The event log accepts a dictionary, not a string, and the dictionary is pushed all the way through to MongoDB, allowing for smart queries against, for example, a given session ID.

With the general understanding that validation is to occur client-side, validation for this system becomes a simpler (and therefore more secure) operation. There is no need to feed back precisely what went wrong, only to fail to accept invalid data. The validate lib begins this process by introducing wrapper functions that pass the data through if it is acceptable, or raise an exception otherwise.

This mode of expression:

username = validate.username(request.POST['username'])

Makes it easy to visually spot incoming data that has not yet been validated. Some consideration has been given to improving this interface to act like this:

username = request.post('username',v.username)

thus ensuring that no inputs will be accepted without specifying a validator.

Validation functions are designed to operate in a multi-layer manner relying on non-type-specific operations first if possible, i.e. an incoming number is checked using a regular expression first, before checking with the int() function in order to isolate possible bugs in the underlying python implementation of re or int(). There are limits to how well this can be done without being silly, but we try.

Puppet. Chef is the other option but we already have rulesets for puppet so we'll stick with that.

ServerDensity at this point, possibly with Pingdom for simple uptime presence. Not a lot of visibility into good alternatives. ServerDensity is particularly weak on PostgreSQL monitoring which is a shame, strong on MongoDB though.

System logs will be fed into Loggly. While Loggly, Papertrail etc are nice, none of them have matured sufficiently to truly build intelligence out of the logs (unlike, say, Splunk, which simply has abysmal licensing). Log analysis at the system level isn't that common at this point however.

Custom work built on top of MongoDB/0MQ. The existing offerings such as Errormator offer a more robust product than we will be able to produce initially given other priorities, however the sheer volume of data we intend to track and the need to deal with analysis of it rather than simply identifying and tracking exceptions does not appear to be served by anyone at this time.

Rackspace remains the winner here at low levels of scale.

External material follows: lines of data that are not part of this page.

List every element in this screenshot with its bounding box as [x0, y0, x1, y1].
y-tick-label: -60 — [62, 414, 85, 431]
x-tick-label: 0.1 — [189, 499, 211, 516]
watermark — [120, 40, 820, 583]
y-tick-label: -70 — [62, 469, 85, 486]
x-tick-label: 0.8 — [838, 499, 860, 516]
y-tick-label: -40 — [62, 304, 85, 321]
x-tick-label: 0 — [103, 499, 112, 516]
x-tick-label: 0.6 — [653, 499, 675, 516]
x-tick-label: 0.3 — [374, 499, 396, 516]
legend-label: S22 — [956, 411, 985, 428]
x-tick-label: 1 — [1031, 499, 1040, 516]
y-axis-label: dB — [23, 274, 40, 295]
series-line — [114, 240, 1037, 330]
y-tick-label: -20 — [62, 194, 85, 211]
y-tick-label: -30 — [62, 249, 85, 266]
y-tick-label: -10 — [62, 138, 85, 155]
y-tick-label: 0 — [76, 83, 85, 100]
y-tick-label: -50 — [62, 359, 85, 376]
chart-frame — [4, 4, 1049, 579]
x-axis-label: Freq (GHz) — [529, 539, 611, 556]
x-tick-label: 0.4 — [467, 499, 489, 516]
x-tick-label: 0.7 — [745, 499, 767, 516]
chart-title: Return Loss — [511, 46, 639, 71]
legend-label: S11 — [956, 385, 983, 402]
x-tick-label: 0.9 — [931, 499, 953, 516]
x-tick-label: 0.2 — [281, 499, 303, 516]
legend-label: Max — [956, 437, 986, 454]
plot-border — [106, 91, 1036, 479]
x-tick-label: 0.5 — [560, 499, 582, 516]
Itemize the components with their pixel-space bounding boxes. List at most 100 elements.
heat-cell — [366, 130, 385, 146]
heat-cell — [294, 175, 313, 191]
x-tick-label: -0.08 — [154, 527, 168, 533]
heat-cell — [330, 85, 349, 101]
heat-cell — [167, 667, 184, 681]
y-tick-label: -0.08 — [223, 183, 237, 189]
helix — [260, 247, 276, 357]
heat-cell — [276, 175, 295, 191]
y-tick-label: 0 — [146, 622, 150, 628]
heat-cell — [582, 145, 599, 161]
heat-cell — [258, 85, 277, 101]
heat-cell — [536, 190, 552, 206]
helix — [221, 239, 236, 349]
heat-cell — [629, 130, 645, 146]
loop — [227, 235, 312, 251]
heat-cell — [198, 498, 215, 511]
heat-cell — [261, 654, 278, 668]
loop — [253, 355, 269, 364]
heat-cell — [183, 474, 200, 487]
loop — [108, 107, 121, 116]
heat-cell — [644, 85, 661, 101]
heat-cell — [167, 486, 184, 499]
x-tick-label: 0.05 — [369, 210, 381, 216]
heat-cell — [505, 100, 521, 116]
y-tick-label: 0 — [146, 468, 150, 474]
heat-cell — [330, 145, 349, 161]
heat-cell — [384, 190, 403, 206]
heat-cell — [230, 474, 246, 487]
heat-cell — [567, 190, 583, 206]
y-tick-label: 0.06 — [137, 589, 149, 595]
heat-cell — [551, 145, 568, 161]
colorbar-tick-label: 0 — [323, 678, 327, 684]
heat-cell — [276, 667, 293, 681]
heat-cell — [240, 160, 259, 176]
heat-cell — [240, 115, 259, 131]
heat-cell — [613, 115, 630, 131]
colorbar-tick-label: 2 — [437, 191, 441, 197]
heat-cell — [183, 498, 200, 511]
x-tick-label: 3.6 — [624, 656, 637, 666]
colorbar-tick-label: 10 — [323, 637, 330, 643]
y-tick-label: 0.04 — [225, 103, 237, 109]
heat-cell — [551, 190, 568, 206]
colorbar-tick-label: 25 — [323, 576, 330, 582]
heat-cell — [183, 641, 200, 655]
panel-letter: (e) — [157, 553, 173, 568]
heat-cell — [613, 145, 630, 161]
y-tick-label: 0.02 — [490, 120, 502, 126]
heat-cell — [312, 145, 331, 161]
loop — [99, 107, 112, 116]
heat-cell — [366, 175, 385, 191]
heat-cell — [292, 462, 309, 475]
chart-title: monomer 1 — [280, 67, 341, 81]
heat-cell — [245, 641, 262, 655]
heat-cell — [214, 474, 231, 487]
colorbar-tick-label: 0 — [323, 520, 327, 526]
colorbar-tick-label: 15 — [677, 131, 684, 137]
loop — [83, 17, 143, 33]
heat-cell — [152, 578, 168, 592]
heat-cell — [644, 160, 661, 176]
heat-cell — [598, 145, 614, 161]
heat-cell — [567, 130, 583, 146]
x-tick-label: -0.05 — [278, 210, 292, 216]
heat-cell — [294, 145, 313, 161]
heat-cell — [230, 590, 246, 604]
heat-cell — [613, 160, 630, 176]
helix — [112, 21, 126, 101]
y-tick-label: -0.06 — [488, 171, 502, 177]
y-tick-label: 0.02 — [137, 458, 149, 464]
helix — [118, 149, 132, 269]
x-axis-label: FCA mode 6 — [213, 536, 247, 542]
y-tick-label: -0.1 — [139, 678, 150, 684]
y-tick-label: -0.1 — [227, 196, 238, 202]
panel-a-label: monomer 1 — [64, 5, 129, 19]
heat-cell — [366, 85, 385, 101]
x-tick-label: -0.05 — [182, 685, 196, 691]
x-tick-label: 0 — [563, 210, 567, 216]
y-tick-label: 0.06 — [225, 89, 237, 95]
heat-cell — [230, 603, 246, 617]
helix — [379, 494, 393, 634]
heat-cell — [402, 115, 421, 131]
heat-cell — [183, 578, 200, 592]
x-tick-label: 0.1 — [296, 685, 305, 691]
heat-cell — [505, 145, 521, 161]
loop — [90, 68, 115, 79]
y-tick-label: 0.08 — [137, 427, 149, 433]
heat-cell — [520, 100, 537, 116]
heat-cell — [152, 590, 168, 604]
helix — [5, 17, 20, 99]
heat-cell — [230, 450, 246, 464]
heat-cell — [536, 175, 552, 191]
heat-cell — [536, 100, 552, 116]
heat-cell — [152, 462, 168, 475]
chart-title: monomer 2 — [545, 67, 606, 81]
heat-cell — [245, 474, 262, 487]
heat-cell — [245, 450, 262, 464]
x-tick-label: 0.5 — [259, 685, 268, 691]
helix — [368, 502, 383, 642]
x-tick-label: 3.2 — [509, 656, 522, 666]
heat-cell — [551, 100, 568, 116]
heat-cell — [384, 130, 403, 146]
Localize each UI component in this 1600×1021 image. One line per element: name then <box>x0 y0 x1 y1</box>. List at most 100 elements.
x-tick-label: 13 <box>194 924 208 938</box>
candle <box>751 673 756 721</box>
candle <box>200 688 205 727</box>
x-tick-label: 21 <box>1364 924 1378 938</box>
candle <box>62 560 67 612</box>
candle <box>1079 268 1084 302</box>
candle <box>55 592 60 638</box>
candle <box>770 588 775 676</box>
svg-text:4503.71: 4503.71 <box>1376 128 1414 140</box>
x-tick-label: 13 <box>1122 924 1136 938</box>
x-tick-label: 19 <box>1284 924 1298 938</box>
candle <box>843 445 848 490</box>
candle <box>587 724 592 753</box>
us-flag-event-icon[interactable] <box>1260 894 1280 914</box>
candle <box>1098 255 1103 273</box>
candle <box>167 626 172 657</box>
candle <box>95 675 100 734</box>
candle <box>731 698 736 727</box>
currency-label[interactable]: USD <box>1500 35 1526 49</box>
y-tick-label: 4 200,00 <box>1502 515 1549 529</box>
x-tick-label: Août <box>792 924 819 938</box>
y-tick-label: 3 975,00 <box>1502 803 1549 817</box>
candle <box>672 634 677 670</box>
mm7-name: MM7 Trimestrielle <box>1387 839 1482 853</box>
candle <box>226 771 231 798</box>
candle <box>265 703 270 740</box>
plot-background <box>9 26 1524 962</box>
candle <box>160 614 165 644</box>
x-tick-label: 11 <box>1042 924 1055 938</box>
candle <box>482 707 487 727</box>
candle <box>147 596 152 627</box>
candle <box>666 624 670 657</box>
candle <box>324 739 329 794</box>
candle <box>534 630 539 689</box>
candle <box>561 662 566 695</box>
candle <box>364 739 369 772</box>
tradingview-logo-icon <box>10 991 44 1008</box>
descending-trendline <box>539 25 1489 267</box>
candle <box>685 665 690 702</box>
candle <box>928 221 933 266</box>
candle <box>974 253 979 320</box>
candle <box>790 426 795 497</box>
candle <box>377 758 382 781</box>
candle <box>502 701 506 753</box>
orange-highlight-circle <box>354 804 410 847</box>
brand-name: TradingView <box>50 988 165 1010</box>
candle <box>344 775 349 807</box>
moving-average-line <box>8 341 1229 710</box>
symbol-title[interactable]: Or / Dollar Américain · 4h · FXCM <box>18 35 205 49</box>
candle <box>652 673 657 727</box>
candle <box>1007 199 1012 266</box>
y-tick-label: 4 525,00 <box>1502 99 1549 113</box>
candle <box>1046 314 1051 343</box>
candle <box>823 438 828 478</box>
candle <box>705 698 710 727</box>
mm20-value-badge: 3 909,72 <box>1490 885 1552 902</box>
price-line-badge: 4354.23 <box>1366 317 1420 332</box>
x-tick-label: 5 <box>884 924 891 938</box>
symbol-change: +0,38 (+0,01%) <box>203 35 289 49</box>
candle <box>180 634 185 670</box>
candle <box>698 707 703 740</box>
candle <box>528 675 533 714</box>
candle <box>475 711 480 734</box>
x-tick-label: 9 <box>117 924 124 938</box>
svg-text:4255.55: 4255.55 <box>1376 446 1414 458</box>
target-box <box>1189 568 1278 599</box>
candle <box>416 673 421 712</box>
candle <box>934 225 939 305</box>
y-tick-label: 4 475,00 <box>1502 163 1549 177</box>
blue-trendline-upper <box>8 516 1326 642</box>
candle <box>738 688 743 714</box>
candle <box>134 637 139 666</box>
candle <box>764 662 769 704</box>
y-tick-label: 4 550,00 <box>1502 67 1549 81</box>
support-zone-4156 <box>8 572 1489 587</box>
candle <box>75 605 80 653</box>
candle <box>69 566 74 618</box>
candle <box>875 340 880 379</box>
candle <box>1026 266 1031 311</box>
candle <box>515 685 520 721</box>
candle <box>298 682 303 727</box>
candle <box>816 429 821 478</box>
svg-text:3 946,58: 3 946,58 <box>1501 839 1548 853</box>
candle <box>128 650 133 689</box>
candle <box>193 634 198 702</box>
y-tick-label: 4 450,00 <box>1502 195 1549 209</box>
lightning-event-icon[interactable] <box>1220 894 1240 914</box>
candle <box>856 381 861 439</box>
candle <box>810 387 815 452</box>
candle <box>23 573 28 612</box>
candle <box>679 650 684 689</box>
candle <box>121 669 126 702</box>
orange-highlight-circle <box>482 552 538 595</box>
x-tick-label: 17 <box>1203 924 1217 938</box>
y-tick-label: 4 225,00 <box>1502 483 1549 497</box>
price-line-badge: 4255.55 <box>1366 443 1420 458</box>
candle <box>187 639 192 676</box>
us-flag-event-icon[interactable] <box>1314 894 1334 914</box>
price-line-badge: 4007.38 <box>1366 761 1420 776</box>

Evolution from there is probably Amazon.

• Amazon FPS. Rejected: US Only (User agreement 2.2.1, 6.2)
• Google Checkout. Rejected: US+UK Only, no pay out
• Braintree. Rejected: US Only, no pay out
• PaymentExpress. Standard merchant gateway. No pay out.
• MoneyBookers. Uncertain. Few if any of our target audience have MB accounts. That said, it's not hard to sign up..
• Paypal. FUUUUUUUUUUUUUU

Retarded location policies by payment providers are extremely frustrating.

At this time we're looking at using Postmark however previous experience with it has been disappointing, the delivery times were several minutes and this made it less than useful for notification-style email. Anything that adds that kind of latency into an email verification transaction for example is directly getting in the way of a signup.

It seems likely we'll replace it with something else if the delays remain.

Well..github, natch.

Options include Github, JIRA and YouTrack.